Writing her final exam in health economics last month wasn’t exactly a labour of love for student Victoria Umanah, but as it turned out, it did involve labour of a different sort – the kind that produces a baby.
Right: York student Victoria Umanah with her son, Israel, and her new baby girl, Isabel
Umanah went into the evening exam on April 18 fully expecting to finish it. She thought she would have several more days to prepare for the birth of her second child. Her due date was two days after the exam, but her doctor assured her the baby wouldn’t be ready for another week.
“So that made me relax and go, ‘Okay, I can write my last exam,’” said Umanah, a third-year health management student in the Faculty of Health.
When she woke up that morning, she felt some cramping, but that was nothing unusual. It had happened before and with rest it went away. It started again around five that evening, but “I didn’t think, ‘Oh yes, this is labour.’ I thought with rest it would go away again.” She knew what labour felt like. After all, this was her second child; her first, Israel, is now two.
As it happened, she had barely finished half the exam when the cramping pain returned. She asked to go to the bathroom and by the time she re-emerged she knew it was definitely labour. What she didn’t know was just how close to delivering her baby she really was. Neither did economics Professor Neil Buckley (left). He was waiting with concern for her in the hallway outside one of the Stedman lecture halls where her classmates were still busily writing.

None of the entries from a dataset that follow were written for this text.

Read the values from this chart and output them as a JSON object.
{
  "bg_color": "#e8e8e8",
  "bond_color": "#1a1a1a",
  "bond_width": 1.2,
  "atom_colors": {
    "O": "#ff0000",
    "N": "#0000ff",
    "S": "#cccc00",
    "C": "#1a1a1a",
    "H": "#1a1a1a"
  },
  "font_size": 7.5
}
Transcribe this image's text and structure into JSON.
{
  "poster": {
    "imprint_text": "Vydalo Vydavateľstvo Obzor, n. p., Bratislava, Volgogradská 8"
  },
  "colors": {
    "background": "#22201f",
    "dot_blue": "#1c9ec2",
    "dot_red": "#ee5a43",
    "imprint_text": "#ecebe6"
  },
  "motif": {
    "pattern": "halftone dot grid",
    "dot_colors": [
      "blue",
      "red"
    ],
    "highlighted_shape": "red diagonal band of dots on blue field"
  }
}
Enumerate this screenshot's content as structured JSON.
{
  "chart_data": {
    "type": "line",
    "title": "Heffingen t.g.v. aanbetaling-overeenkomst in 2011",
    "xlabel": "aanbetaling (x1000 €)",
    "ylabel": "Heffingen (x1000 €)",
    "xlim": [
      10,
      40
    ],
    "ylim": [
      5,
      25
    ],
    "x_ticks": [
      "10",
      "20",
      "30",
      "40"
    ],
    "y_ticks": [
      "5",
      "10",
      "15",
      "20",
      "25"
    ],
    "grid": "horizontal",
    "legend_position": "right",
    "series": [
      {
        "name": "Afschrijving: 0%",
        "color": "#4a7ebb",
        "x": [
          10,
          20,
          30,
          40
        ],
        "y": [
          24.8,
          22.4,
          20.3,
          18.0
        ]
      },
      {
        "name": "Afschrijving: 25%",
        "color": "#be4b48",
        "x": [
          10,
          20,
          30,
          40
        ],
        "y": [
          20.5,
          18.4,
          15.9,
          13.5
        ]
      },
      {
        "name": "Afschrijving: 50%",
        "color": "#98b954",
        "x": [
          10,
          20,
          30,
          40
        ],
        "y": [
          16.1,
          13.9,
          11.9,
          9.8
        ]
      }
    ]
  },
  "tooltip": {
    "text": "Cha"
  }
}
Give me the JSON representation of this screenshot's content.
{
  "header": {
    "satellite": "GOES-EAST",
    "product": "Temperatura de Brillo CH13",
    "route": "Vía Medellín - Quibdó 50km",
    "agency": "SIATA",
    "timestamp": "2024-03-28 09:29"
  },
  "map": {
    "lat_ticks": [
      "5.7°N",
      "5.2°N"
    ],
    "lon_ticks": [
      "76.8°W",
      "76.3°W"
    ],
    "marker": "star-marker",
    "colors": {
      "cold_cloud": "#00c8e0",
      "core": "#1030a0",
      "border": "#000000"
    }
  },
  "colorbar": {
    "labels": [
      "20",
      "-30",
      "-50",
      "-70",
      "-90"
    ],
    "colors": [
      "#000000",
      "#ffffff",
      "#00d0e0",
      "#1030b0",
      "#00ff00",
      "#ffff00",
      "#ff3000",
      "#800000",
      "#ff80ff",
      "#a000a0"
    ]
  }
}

“Okay, so how are you feeling right now, the professor asked me,” said Umanah. “I told him, ‘I think I’m in labour,’ and his eyes were like, WHAT!” She told Buckley she wouldn’t be able to finish the exam and that she was going drive herself to the hospital. “I wasn’t really feeling it so hard. I thought I could drive,” she said. But Buckley knew Umanah should not be allowed to walk across campus to her car and drive herself to the hospital while she was in labour, no matter how insistent she was.
Right: Newborn baby Isabel Umanah doesn’t know how close she came to being delivered in a hallway at York University
Instead, he called York Security on his cellphone to let them know the situation. Maybe, he said, they could at least drive her to her car. What he was really hoping was that they would help to convince her she needed an ambulance to get her to the hospital safely. As Buckley was talking to Security, he said, it moved from Umanah looking worried to her looking sweaty and bent over. That’s when Buckley decided negotiations were over. He told Security to call an ambulance. A few minutes later, he was on the phone with a nurse.
“I was still thinking in my mind, ‘I can drive myself to the hospital’, but the professor was quite insistent that I don’t, then the contractions started coming so rapidly and stronger and I thought, ‘I don’t think I can go in my car anymore,’” said Umanah. At that point, she was all for having an ambulance.
Left: Victoria Umanah with a sleeping Isabel
The nurse told Buckley to time the contractions. “She said, ‘If it’s more than five minutes, we’re good, but it it’s less than five, you may have to deliver the baby,” said Buckley. The contractions were one minute and 50 seconds apart. Buckley felt the prickliness of panic, but there was no time to dwell on it. “Don’t let her stand up,” the nurse said to him. So, he helped Umanah to the floor. But he worried students would soon start coming out of the exam room and her head was too close to the door. Despite this, the nurse was clear in her directions to him – “Do not move her.” She also told him to get towels and water. But where could he get that at 8:30 at night? Instead, he took off his fleece jacket and put it under her head as a pillow, thinking he might have to use it to deliver the baby. “At that point, there was a lot of confusion. I couldn’t tell you how long it was. It seemed like forever,” said Buckley, adding Umanah “was a real trouper.”
When the ambulance seemed to be taking too long, Buckley left the security guard with Umanah, sent one of the students looking in one direction and he ran in the other. Buckley found the ambulance on the opposite side of the building and directed it to the right place.
Umanah arrived at the hospital shortly after 9pm. At 9:30pm, she gave birth to a seven-pound, three-ounce baby girl named Isabel. Mother and baby are healthy and happy.
A relieved Buckley, who received the Dean’s Award for Excellence in Teaching in 2009, can laugh about it now, but said, “I just can’t imagine what I’d have done without a cellphone. I put the nurse on speaker phone. Having her on the line, that was the saviour.” He saves his highest praise, however, for Umanah. “She never asked for special treatment, such as deferring her exam. She came and wrote it and when I marked it, she got 80 per cent on the half she wrote.”
She finished the course with an A grade.
Umanah plans to finish her degree next fall and hopes to go on to medical school after that.